Official figures from the Information Commissioner's Office suggest that there was an 8000% increase in the number of people affected by financial data breaches in central government between 2019 and 2023.
There are estimated to be around 67.5 million people in the United Kingdom. Each of those is a data subject under our data protection laws. Yet in 2023 - alone – according to the Information Commissioner's Office's statistics, there were approximately 195 million data subjects whose rights and freedoms were put at a likely risk by breaches of data security in central government, in relation to “economic or financial data”. This means that, in a single calendar year, every single person in the country's rights and freedoms were put at likely risk almost three times, on average, by a Government breach of data security.
It is possible that some of the 195 million were outside the UK, or that some people were less affected (or not affected at all), and some were more affected. It's also important to note this finding only relates to "economic and financial data", so full figures for all personal data will be much higher.
A crisis in data security in central government?
The figures derive from reports of 'personal data breaches'(PDBs) made under Article 33 of the UK GDPR to the Information Commissioner’s Office (ICO). A PDB is defined as "a breach of security leading to the accidental or unlawful destruction, loss, alteration, unauthorised disclosure of, or access to, personal data transmitted, stored or otherwise processed".
There was for a while a problem with 'over-reporting' of PDBs, but the ICO has been very vocal in discouraging such over-reporting in recent years, so - all things being equal - one might actually have expected a drop in figures. It should also be noted that when a data controller makes a report under Article 33, estimates of people affected are rarely going to be 100% accurate.
Not every PDB indicates a serious failure warranting enforcement action, and some will end up being 'near misses'. However, what the figures do unequivocally show is a massive increase in the numbers potentially affected between 2019 and 2023 (from 2.4 million in 2019) with a notable upswing between 2022 and 2023 (from 70 million to 195 million).
There have certainly been several damaging data security breaches in recent months. Examples such as the compromise of the England and Wales electoral register as well as ransomware incidents involving the British Library and a number of other UK public authorities may have upped the figures, but not all of those will have involved economic and financial data, and it is not immediately obvious how they could be categorised as 'central government'.
The ICO's response
The Information Commissioner John Edwards was only recently reported as saying that his policy of not fining the public sector but instead issuing non-binding reprimands was “very effective, especially in the public sector where reputation is worth more than the purse”. The evidence in fact points rather starkly the opposite way. Since his softer-touch approach for public authorities was adopted, it appears that data security failings at least in central government have skyrocketed.
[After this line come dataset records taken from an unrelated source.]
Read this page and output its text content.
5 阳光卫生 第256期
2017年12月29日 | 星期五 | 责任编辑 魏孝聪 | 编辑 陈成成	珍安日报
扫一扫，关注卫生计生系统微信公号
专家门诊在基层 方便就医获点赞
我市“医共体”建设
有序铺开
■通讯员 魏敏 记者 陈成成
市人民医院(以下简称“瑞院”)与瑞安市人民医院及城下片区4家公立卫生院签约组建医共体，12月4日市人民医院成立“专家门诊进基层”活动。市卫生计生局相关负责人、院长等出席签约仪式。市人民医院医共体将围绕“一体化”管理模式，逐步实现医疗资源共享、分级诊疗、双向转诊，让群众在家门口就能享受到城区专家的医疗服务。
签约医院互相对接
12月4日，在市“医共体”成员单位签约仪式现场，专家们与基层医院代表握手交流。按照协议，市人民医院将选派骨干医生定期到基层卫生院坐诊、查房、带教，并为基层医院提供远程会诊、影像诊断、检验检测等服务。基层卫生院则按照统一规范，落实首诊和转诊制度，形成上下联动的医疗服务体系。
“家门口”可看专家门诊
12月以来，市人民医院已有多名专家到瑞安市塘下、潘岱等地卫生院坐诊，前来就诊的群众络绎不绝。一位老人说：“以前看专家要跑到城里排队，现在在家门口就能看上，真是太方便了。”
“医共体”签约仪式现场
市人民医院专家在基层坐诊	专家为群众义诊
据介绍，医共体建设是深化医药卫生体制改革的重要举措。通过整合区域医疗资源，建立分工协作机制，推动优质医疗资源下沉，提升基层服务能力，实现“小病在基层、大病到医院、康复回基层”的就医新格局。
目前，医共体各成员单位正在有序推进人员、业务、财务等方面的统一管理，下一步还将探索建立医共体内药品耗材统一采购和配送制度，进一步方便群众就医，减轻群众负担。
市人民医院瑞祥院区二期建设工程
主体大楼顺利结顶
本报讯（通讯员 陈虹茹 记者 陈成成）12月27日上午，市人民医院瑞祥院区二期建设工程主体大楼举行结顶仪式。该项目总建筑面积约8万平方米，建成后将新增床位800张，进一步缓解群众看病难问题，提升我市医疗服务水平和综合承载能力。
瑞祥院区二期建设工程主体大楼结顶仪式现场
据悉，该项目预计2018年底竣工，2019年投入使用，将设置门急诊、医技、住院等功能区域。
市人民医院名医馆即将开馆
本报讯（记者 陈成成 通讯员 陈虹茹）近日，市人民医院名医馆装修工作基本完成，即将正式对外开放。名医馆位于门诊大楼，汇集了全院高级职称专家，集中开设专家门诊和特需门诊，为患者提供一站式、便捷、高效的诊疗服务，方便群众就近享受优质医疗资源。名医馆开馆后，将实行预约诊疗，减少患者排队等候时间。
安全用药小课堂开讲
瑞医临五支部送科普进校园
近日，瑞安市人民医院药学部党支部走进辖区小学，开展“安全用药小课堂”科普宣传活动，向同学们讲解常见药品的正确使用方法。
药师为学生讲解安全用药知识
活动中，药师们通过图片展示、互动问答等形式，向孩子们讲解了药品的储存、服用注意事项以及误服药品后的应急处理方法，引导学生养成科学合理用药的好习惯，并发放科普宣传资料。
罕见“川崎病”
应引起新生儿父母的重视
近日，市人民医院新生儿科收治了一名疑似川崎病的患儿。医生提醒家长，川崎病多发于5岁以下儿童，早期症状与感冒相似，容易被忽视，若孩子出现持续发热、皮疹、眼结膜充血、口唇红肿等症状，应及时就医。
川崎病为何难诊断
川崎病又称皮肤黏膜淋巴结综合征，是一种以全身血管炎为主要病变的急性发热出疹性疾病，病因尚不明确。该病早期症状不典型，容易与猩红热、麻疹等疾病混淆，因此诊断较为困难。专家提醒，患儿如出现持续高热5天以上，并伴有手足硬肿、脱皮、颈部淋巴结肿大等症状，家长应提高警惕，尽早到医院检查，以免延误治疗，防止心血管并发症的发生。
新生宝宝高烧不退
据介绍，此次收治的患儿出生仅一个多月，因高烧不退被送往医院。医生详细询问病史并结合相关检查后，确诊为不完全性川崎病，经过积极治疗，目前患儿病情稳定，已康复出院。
It is important to note that the softer-touch was introduced as a “trial”, and Mr Edwards did say “if I do not see the improvements that I hope to see, I will look again”. However, the trial is soon to end (assuming it is still a two year trial, as announced in June 2022) and data security failings in central government appear to be on the rise. It is true that the numbers of PDBs and people affected does not necessarily indicate a failure of the trial, but - as yet - there appears to be very little indication of what evidence or metrics will be used to gauge success or failure.
The ICO was asked to comment but did not state whether the increase in central government data breaches required action. It responded: "We are continuously engaging and working with government departments to remind them of their legal obligations, and offer guidance and advice with the aim of improving practices. Over the past two years, we’ve also taken formal action against a number of central government departments, using the full range of our regulatory powers to uphold people’s information rights…We can confirm there will be a review [of the revised approach to public sector enforcement, after the two year trial]".
The issue of transparency
These figures are buried away in a freedom of information disclosure by the ICO: they were not proactively published, and there appears to be no explanation for the enormity of the issue, and nor does there seem to be any transparency within central government about how such security issues are happening and what is being done about them.
Regardless, the evidence points to a pressing need for government to get its house in order, and for the ICO to take a fresh look at whether there is a need for more robust enforcement in the public sector.